There’s even one to the animals who served and died in British military service.
Now, finally, the men of Bomber Command, who carried out the allies’ least-loved campaign of the Second World War, have their well-deserved memorial.
It comes fully 67 years after the guns fell silent, and for good reason.
Even during the war there was misgiving about the policy of saturation bombing of German cities adopted by Air Marshall Sir Arthur “Bomber” Harris.
That grew into revulsion when it became clear that something like half a million German civilians had died — not as a result of what we now call “collateral damage,” but due to deliberate targeting of city centres in an unsuccessful effort to break the will of the enemy.
There was no campaign medal for the aircrews and for many years no honours for Harris.
It took until now for a private campaign involving such high-profile figures as the late Bee Gee, Robin Gibb, to build the elaborate memorial on the edge of Green Park in central London that was formally unveiled last week by the Queen.
The moral dilemma of the bombing campaign — is killing hundreds of thousands of civilians justified in the cause of defeating an unalloyed evil like Naziism? — will never be resolved.
Canadians went through that debate 20 years ago when the CBC aired a documentary, The Valour and the Horror, that confronted the brutal reality of bombing defenceless civilians.

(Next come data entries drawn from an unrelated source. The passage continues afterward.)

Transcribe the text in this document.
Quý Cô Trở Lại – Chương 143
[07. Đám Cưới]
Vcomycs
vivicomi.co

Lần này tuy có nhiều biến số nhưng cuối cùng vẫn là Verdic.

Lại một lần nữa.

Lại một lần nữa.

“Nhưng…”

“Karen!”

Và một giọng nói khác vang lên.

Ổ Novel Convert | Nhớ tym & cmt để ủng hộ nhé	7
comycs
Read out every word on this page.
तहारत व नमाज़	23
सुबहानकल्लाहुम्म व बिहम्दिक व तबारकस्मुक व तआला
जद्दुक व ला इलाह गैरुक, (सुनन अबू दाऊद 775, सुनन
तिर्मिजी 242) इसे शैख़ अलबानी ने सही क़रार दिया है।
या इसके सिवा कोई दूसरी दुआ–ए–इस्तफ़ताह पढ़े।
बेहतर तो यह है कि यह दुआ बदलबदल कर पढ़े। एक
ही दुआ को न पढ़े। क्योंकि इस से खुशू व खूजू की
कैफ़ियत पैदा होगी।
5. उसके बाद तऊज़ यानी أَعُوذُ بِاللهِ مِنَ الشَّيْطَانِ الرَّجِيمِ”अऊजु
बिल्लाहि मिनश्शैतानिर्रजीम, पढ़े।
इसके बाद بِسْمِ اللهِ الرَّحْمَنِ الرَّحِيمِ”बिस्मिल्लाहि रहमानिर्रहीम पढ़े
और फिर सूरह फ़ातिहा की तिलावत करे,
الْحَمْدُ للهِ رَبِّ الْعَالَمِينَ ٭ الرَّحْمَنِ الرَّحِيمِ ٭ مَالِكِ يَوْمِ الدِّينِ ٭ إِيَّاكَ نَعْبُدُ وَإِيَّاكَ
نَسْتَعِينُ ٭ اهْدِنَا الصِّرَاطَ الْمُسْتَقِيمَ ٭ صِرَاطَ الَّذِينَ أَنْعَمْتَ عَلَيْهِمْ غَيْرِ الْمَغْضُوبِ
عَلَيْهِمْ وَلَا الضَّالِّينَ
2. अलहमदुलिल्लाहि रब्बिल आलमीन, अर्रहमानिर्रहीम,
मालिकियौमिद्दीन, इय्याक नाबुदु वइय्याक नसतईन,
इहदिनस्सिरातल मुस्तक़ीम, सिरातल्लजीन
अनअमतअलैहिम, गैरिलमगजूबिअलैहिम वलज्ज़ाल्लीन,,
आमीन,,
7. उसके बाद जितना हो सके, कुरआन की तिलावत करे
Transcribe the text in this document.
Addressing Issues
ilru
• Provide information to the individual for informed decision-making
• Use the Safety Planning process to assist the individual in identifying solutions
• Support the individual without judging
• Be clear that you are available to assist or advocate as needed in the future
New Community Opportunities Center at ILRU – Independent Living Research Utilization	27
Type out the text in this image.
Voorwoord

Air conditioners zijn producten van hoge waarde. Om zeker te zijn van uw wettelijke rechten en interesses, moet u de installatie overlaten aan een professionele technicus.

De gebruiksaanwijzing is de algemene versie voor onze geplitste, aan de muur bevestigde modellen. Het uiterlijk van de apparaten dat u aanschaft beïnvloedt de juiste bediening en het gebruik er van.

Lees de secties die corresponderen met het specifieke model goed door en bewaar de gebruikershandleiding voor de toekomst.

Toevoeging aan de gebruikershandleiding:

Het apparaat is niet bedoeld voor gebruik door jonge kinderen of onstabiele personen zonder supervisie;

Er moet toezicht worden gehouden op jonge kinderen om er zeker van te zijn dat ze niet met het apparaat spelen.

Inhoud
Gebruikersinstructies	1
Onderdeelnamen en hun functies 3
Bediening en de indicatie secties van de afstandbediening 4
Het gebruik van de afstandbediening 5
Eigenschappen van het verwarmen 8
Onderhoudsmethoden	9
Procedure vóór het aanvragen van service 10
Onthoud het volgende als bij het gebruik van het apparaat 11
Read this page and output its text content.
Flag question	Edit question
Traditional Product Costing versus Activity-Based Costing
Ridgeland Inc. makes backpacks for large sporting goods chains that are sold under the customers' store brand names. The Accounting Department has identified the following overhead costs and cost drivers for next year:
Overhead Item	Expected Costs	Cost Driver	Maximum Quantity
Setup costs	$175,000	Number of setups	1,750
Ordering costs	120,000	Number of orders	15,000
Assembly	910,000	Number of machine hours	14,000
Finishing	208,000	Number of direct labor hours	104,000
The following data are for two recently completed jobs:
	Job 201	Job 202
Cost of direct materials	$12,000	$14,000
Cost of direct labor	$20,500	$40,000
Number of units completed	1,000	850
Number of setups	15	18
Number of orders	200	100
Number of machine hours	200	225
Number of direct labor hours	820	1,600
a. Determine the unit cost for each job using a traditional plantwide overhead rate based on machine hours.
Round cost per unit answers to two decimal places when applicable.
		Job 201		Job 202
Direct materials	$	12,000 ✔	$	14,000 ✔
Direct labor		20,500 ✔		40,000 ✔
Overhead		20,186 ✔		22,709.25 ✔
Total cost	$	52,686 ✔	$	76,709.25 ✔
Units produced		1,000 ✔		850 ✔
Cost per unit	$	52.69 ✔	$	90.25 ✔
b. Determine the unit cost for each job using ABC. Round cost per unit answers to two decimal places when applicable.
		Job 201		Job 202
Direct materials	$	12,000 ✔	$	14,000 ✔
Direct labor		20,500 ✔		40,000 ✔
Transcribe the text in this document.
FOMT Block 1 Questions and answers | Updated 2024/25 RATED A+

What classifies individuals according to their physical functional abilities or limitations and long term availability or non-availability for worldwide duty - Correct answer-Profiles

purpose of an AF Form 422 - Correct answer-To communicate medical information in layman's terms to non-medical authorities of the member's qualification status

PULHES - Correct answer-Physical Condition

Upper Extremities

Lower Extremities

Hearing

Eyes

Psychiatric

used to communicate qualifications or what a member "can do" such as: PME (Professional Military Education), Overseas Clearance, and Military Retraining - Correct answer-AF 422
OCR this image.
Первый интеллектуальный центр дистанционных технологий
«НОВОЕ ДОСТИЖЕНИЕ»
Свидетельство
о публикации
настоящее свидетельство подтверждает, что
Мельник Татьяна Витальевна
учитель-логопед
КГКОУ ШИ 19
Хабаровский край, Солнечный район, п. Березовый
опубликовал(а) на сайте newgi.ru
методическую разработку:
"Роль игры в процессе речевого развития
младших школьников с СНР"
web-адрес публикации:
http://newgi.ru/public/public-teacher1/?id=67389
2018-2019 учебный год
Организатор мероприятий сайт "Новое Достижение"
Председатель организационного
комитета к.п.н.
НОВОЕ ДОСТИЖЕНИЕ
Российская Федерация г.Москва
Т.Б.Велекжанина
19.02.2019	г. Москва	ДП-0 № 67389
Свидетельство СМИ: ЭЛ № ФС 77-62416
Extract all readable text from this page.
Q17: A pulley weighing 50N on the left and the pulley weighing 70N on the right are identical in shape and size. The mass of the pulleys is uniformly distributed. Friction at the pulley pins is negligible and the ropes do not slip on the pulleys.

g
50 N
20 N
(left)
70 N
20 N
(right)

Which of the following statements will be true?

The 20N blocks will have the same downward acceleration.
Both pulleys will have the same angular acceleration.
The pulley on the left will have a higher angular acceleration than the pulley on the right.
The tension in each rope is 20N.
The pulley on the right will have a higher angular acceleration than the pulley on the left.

None of that, however, detracts from the heroism of the 125,000 men, about 10,000 of them Canadian, who served in Bomber Command.
The Green Park memorial is dedicated to the 55,573 who died. Another 18,000 were wounded or taken prisoner, for an appalling casualty rate of 60 per cent — the highest of any service.
Their average age was just 22, and they did what they were told to do at a time when London and other British cities were being mercilessly bombed from the other side.
Mike Lewis, a Canadian pilot, put it this way in a new British documentary about the campaign: “You can’t have experienced the Blitz without getting a very natural human reaction of wanting to punch back.
“So I punched back.”
The old men who drew up the plans to decimate Dresden and Hamburg have answered for their deeds.
The young men who flew the planes and dropped the bombs deserve their moment of official recognition, at last.